Потом пришел сентябрь, вернулись немцы, вернулась война. Солдаты, переодетые в гражданское, босые, голодные, расходились по домам, чтобы скрыться. По ночам фашисты не переставали стрелять, люди говорили: «Так и знали, что этим кончится». Однажды Нуто услышал, что Санта вернулась в Канелли, что она снова работает в фашио, пьянствует и спит с чернорубашечниками.
XXXII
Нет, он не поверил. Он не верил до самого конца. Однажды он встретил ее на мосту, она возвращалась со станции. Санта была в серой шубке, раскрасневшаяся от мороза, в ботиках на меху, глаза ее весело искрились.

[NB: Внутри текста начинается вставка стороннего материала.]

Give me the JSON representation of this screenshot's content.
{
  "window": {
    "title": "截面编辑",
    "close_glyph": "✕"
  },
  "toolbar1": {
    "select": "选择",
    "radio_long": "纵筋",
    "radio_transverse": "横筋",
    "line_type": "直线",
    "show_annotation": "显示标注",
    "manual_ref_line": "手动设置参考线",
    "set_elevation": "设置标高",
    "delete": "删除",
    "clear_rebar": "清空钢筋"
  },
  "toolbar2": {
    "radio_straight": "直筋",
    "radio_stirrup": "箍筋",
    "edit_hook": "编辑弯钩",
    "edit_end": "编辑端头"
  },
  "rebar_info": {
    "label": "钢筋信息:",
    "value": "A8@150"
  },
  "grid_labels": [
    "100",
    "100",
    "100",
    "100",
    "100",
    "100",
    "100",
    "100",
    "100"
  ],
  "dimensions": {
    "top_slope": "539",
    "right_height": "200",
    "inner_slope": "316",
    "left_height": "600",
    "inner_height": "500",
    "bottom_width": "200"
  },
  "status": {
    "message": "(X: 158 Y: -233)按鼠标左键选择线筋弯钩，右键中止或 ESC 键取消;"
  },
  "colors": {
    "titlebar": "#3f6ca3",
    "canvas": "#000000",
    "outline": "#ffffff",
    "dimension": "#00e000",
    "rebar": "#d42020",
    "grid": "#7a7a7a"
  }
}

Она его остановила:
— Как дела в Сальто? Ты по-прежнему играешь в оркестре?.. О Нуто, я боялась, что и тебя отправили в Германию… Им там, должно быть, скверно приходится… Твоих не трогают?
В те времена пройти по улицам Канелли было делом опасным. Повсюду патрули, немцы. Да и такой девушке, как Санта, не стоило заговаривать на улице с простым деревенским парнем. У Нуто в тот день было неспокойно на душе, и он отвечал ей только «да» и «нет».
Потом он снова встретился с ней в кафе «Спорт», она сама вышла на улицу и пригласила его войти. Нуто пристально вглядывался в лицо каждого нового посетителя, но то было спокойное солнечное воскресное утро — в такое утро люди ходят в церковь.
— Ты меня знал, когда я была вот такой, — говорила Санта, — ты мне должен верить. В Канелли есть скверные люди. Будь их воля, они бы меня на костре сожгли… Им по душе, если девушка коротает свой век как дура. Они бы хотели, чтоб я, как Ирена, целовала руку, которая меня бьет. Но я не из таких, я горло перегрызу тому, кто на меня руку поднимет. Ох, уж эти людишки, из них и негодяев-то настоящих не выйдет.
Санта курила сигареты, которых в Канелли нельзя было достать, она и его угостила.
— Бери, — сказала она, — возьми себе все, у вас там, в горах, должно быть, много курильщиков без табака… Сам видишь, что получилось, — говорила Санта, — оттого что я сдуру кое с кем здесь водилась, даже ты отводишь глаза, когда встречаешь меня на улице. А ведь ты знал мою маму, знаешь меня… Ты меня на праздник возил… Думаешь, мало мне зла причинили подлецы, которые здесь раньше хозяйничали? Но я должна жить среди них, есть их хлеб, потому что я всегда жила своим трудом, меня никто не содержал… Если б я только могла сказать все, что думаю, что у меня накипело на сердце!..
Санта говорила ему это за мраморным столиком в кафе; она глядела на Нуто без улыбки, у нее, как у сестер, были влажные, обиженные глаза, нежные, зовущие губы. Нуто с ней долго говорил, чтоб понять, лжет она или нет, даже сказал ей, что в такие времена надо на что-то решаться, быть по одну или по другую сторону и что он, Нуто, сделал свой выбор: он с теми, кто бросил фашистскую армию, он с патриотами, он с коммунистами. Ему бы сказать ей, чтоб она вела для них разведку в штабах, но он не посмел подвергать опасности женщину, да еще такую, как Санта, об этом он и подумать не мог.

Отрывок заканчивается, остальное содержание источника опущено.